Lynn Palermo said...

Well Randy, I have been annoyed for some time about online trees. I have made some great connections through my online tree. I don't even mind others copying. However,I wish they would not hide behind a private tree. I truly dislike those who enjoy the privelege of taking information from an online tree but have no interest in sharing themselves.I often will contact these people, some answer and some do not. I personally do not consider another tree unless it has sources and then I attempt to contact the tree owner, because if we're cousins then I am just as interested in them and who they are and how we relate as I am in what they have posted in their tree. I too have posted on this subject in the past, I don't believe it's about to go away anytime soon.

Cindy said...

Ditto Ditto Ditto here Randy. For some time I've been annoyed by the trees on Ancestry and like most other comments here, I don't get the respect of a response when I question the info. Most errors are just copied over and over and over again until everyone believes it as the correct info, but all source info leads back to the same tree with the original error. This is a shame for beginning researchers who simply "click and claim" the trees as research and then go on their happy way believing what they've found. I sometimes wish the trees weren't out there at all unless they sourced something other than another tree.

Geolover said...

Bad genealogy is forever, including in books and publications in libraries (including FHL).

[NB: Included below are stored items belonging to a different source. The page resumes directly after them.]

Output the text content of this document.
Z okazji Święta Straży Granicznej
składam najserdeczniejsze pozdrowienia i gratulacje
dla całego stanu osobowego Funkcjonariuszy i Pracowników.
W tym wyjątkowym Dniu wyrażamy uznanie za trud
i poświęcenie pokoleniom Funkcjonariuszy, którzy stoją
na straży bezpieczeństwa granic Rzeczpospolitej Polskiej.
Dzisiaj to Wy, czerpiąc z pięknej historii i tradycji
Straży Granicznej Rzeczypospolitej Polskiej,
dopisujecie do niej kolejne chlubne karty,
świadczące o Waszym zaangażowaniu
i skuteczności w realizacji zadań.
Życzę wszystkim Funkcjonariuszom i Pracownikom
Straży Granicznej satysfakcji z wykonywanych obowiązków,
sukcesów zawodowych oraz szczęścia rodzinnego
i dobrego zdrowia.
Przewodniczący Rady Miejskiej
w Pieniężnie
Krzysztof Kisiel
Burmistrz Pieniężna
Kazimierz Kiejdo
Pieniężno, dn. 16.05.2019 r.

The LDS' New FamilySearch tree will take decades to correct since it is based on the highly flawed IGI which has most all of the Widely Held Mistaken Beliefs from genealogies, family group sheets, and erroneously keyed partial extracts from material such as local vital records (lots of the latter in the pilot.labs site too).

John Patten said...

There was a time when I would share all of my data, but now that copying and bastardization are so common I just share details as articles on my site. So if anyone really wants to go to all the hassle of extracting dates, names and locations from articles, it's somewhat reasonable to assume that they would see the value in the way their time is used, and in turn would make an effort to get the details right.

Ginger Smith said...

I have always had the same answer to this question: force the user to submit a source.

My tree is private.

I luckily did not publish my work on the Rootsweb Family Tree Connect. Someone copied my work from a private site and republished it as her own and that is on Rootsweb and she still has not given me credit, nor has she removed it as I asked her to, and there is nothing I can do about it. It is not proven fact; however, it is solid evidence supporting a familial relationship.